If you're targeting the US market, don't be afraid to put big corporate logos on your site, even though they're more of an EU brand. There are plenty of expats in San Francisco, so it's likely that someone on the team you're contacting will know brands like KBC, ERSTE, etc.
Try more channels, in addition to addressing customers directly. We also tried to work with VCs, accelerators, etc.
Keep in mind that there are always 3 layers in sale:
Why has the company started to address the issue and be interested in this issue? Why has the company become interested in a solution similar to yours? And why should you choose your solution?
Each of these questions will be answered by your potential customer during the business cycle. Be prepared for it. Ask yourself before the meeting, what questions to whom do my stakeholders address? (Which are usually CEO, CSO, CMO, CFO). Also, try to end each appointment so that the customer tells you "yes". Psychologically, this creates the feeling that the negotiations ended positively.
Determine who is the gate keeper and who decides to sign the contract. Prepare tailor-made answers as well as added value for your product or service. In any case, don't forget to get on board the CFO.
If your friend has any contact with someone you would like to meet, do not hesitate to ask him for a performance. Beyond the ocean, it is a common practice today and basically the easiest way to negotiate meetings.
When you go to a meeting with examples of real business problems, the CEO will know that you are on his side and you understand his situation.
If you are rejected by a prospective client, ask why this happened. or create a questionnaire where you can ask that person to fill in (with the fact that you are in a new market and that it would be very helpful to give you feedback).
in our case in San Francisco, we benefited from the case study we have with Producboard.
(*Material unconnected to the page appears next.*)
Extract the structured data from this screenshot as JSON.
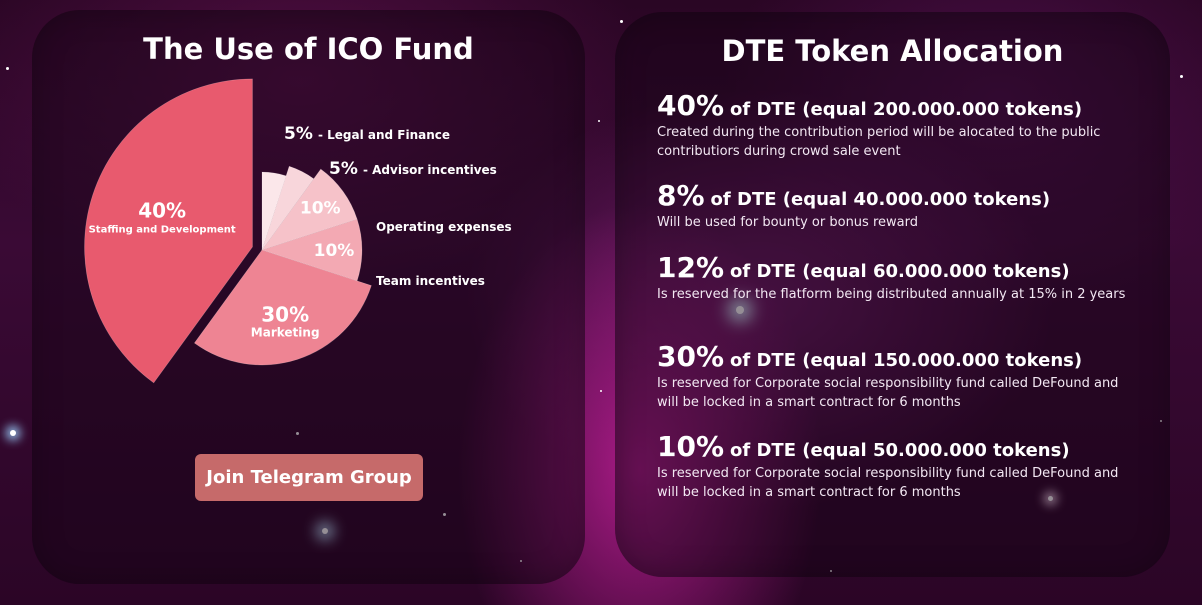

That's why we've also created a custom package for SaaS B2B Enterprise. Once you add references in other verticals, don't be afraid to expand the area.
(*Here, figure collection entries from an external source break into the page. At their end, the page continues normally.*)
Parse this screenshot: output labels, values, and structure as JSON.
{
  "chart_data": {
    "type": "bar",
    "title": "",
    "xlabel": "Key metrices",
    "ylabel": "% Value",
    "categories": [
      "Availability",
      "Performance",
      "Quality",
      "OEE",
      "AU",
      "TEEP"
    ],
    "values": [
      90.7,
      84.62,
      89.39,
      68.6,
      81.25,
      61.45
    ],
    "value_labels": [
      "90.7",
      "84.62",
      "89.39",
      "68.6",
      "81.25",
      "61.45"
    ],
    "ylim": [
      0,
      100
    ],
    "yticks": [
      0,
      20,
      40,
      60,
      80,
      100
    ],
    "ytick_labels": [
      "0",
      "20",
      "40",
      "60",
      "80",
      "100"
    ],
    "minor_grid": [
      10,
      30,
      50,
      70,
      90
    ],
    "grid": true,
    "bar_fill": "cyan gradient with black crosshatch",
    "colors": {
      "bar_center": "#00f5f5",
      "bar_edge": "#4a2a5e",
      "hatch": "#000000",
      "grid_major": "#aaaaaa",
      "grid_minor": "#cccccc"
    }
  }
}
If you want to do a broad market research, buy a booth at a conference that your target audience visits. This gives you feedback that won't cost you so much money. As the service segment is all about references, our mentor Marvin Liao has always urged us to "get 1 customer, add 0", and then it will go back left.
Finally, think about which other businesses are selling to the same customers as you and offer them collaboration.
Before you recruit a person, close 2-3 deals yourself so you know how much energy and time it takes.
To find out the quality of sales people in another country, count on having at least 20 interviews with different sales people. If you want to have a U.S. merchant, consider the concept of having two part-time merchants. You can compare them better and both can be at different ends of the US. Push as much as possible on the lowest fixed salary component and higher performance.
When recruiting merchants, think in advance about the support you give them. For example, whether and how well you have set up a process to generate leads for the merchant, or if you have the appropriate technical support for phone calls and for making business offers.
In the end, never forget that the old known “Hire fast, fire even faster” always applies!
Since last autumn, she works as Expansion and Business Development Director at Enehano Solutions, where she is currently in charge of the company’s entry into the US market. It is with the development and expansion of companies, especially in CEE markets, that she has several years of experience when she previously worked as a country manager at Staffino or a relationship manager in the finances of the Dateio startup. Zuzana studied translation and interpreting in English and Portuguese. During her studies she worked for three years in the student organization AIESEC, where she worked as a country manager for Slovakia last year and was responsible not only for the growth of seven local branches, but also for the personal and career development of 400 students. In her spare time, she helps with iKid educational projects, Google for Startups and building the startup community in Prague through Startup Weekend Prague.